Anyways, my understanding is that Boost.GIL IO takes all the access options provided by format libraries as they are specified and either allows to utilise some or all of them.
No, that's precisely what it doesn't do. It supports exactly one access method, which is to read or write a complete file in one go, and nothing else. No doubt reading or writing a complete file in one go will be the most common operation, but it is not the only one, and it's not the one that I need for any of my current applications including the example that I've posted. I think that it's unfortunate that Christian's extension has not tried to support at least sequential row-by-row access to images.
Thus, I don't think it's possible for Boost.GIL IO to address such specific and advanced problems like Phil's. However, I think Boost.GIL IO backends could be not only format but problem specific as well.
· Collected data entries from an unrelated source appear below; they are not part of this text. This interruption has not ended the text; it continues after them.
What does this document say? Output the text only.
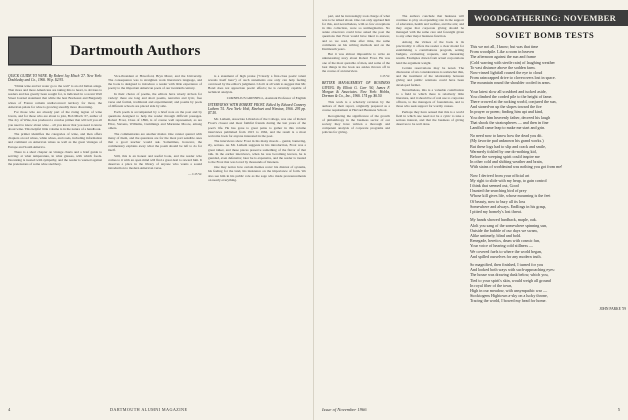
Dartmouth Authors

QUICK GUIDE TO WINE. By Robert Jay Misch '27. New York: Doubleday and Co., 1966. 96 p. $2.95.

"Drink wine and let water go to the wall" is an old Italian adage. That more and more Americans are taking this to heart, is obvious to readers and has greatly been sought for, is indicated in a recent Wall Street Journal statement that while the best Bordeaux and Burgundy wines of France remain undiscovered territory for most, the American palate for wine is growing steadily more discerning.

For those who are already part of the rising legion of wine lovers, and for those who are about to join, Bob Misch '27, author of The Joy of Wine, has produced a concise primer that will tell you all you need to know about wine – all you know that you need to know about wine. This helpful little volume is in the nature of a handbook.

The primer identifies the categories of wine, and then offers chapters on red wines, white wines, and rosés, including information and comment on American wines as well as the great vintages of Europe and South America.

There is a short chapter on vintage charts and a brief guide to serving: at what temperature, in what glasses, with which foods. Decanting is treated with sympathy, and the reader is warned against the pretensions of some wine snobbery.

Vice-President at Haverford, Bryn Mawr, and the University. The consequence was to straighten work literature's language, and the book is designed to introduce a reader with little experience of poetry to the important American poets of our twentieth century.

In their choice of poems, the editors have wisely striven for variety: there are long and short poems, narrative and lyric, free verse and formal, traditional and experimental; and poems by poets of different schools are placed side by side.

Each poem is accompanied by a brief note on the poet and by questions designed to help the reader through difficult passages. Robert Frost, Class of 1896, is of course well represented, as are Eliot, Stevens, Williams, Cummings and Marianne Moore, among others.

The commentaries are another matter. One cannot quarrel with many of them, and the questions are for the most part sensible ones that a good teacher would ask. Sometimes, however, the commentary explains away what the poem should be left to do for itself.

Still, this is an honest and useful book, and the reader who comes to it with an open mind will find a great deal to reward him. It deserves a place in the library of anyone who wants a sound introduction to modern American verse.

— C.E.W.

is a statement of high praise ("Clearly a first-class poetic talent reveals itself here") of such statements one only can help feeling overawed by the editor's judgment. I don't at all wish to suggest that Mr. Bond does not appreciate poetic effects; he is certainly capable of technical analysis.

CORNELIUS GRINNELL, Assistant Professor of English

INTERVIEWS WITH ROBERT FROST. Edited by Edward Connery Lathem '51. New York: Holt, Rinehart and Winston, 1966. 295 pp. $7.50.

Mr. Lathem, Associate Librarian of the College, was one of Robert Frost's closest and most faithful friends during the last years of the poet's life. He has gone to great pains to gather in this volume interviews published from 1915 to 1962, and the result is a most welcome book for anyone interested in the poet.

The interviews show Frost in his many moods – genial, bantering, sly, serious. As Mr. Lathem suggests in his introduction, Frost was a great talker, and these pieces preserve something of the flavor of that talk. In the earlier interviews, when he was becoming known, he is guarded, even defensive; later he is expansive, and the reader is treated to the Frost that was loved by thousands of listeners.

One may notice how certain themes recur: his distrust of systems, his feeling for the land, his insistence on the importance of form. We also see him in his public role as the sage who made pronouncements on nearly everything.

4	DARTMOUTH ALUMNI MAGAZINE

part, and he increasingly took charge of what was to be talked about. One can only applaud him for this, and nevertheless, with so few exceptions in this collection, were so unimaginative. No astute observers could have asked the poet the questions that Frost would have liked to answer, and so we read, time after time, the same comments on his writing methods and on the Dartmouth years.

But it was almost impossible to write an uninteresting story about Robert Frost. He was one of the most quotable of men, and some of the best things in the book are asides thrown off in the course of an interview.

C.E.W.

BETTER MANAGEMENT OF BUSINESS GIVING. By Elliott G. Carr '60, James F. Morgan & Associates. New York: Hobbs, Dorman & Co., Inc., 1966. 174 pp. $6.50.

This work is a scholarly revision by the authors of their report, originally prepared as a course requirement at Harvard Business School.

Recognizing the significance of the growth of philanthropy in the business sector of our society they have written a thorough and competent analysis of corporate programs and policies for giving.

The authors conclude that business will continue to play an expanding role in the support of education, health and welfare, and the arts; and they argue that corporate giving should be managed with the same care and foresight given to any other major business function.

Among the virtues of the book is its practicality: it offers the reader a clear model for establishing a contributions program, setting budgets, evaluating requests, and measuring results. Examples drawn from actual corporations lend the argument weight.

Certain reservations may be noted. The discussion of tax considerations is somewhat thin, and the treatment of the relationship between giving and public relations could have been developed further.

Nevertheless, this is a valuable contribution to a field in which there is relatively little literature, and it should be of real use to corporate officers, to the managers of foundations, and to those who seek support for worthy causes.

Perhaps they have sensed that this is a world field in which one need not be a cynic to take a serious interest, and that the business of giving deserves to be well done.

WOODGATHERING: NOVEMBER
SOVIET BOMB TESTS
This we not all, I know; but was that time
From woodpile. Like a room in heaven
The afternoon against the sun and frame
(Cold warring with sterile rain) of laughing weather
To vast distance above the sodden farm.
Now-rinsed lightfall roused the eye to cloud
From raincrapped drive to clovecovers lost in space.
The mountain round the shoulder cooled in arms.
Your latest slow all scrubbed and tucked aside,
You climbed the corded pile to the height of fame.
There crowed at the racking world, conjured the sun,
And stoned-on up the slopes toward the fire
In prayer or poem; finding him apt and kind,
You drew him heavenly father, decreed his laugh
That shook the stratospheres — and then in fine
Landfall came leap to make me start and grin.
No need now to know how the dead you dit.
(My favorite pad unknown his grand works.)
But these logs had to slip and crack and smile,
Warmerly tickled by one do-nothing kid,
Before the weeping spirit could inspire me
In other cold and shifting weather and brain,
With stains of worldmind was nothing you got from me!
Now I derived from your official art
My right to slide with my heap, to gain control
I think that seemed out, Good
I hunted the searching bird of prey
Whose kill gives life, whose mourning is the feet
Of beauty, now to bury all its loss
Somewhere and always. Endlings in his grasp,
I pitted my homely's lost threat.
My hands showed hardback, maple, oak.
Alolt you sang of the somewhere spinning sun,
Outside the bubble of our days we swam,
Alike untimely, blind and bold.
Renegade, heretics, drum with cosmic fun,
Your voice of hearing cold stillness —
We covered fuels to where the world began,
And spilled ourselves for any modern truth.
So magnified, then finished, I turned for you
And looked both ways with such-approaching eyes:
The house was drawing dusk below, which you,
Tied to your spirit's skin, would weigh all ground
In royal fiber of the town,
High in our meadow, with unsympathic war —
Stocktogens Hightown a-sky on a lucky throne,
Tracing the world, I bowed my head for home.
JOHN PARKE '59
Issue of November 1966	5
Perhaps, Phil's problem qualifies to be solved with a new GIL IO backend solving efficient block-based access implementing some assumptions:
- one file open at time - calculation of memory efficient size of block based on size of scanline and max number of scanline to not to open too much - merge read blocks to single 256x256 written in single file - blocks/scanlines caching strategy (see GDAL case above) - etc.
I believe it would be feasible with Boost.GIL and the IO extensions, as a specialised IO driver.
No. I don't want a special IO driver to manage my tiled images. I simply want a wrapper around the image libraries that I can call that hides much of the legacy interface. I just wish that the extension we're reviewing had been decomposed into a set of such wrappers and the whole-image read/write code, such that I could use the wrappers and not the rest. Regards, Phil.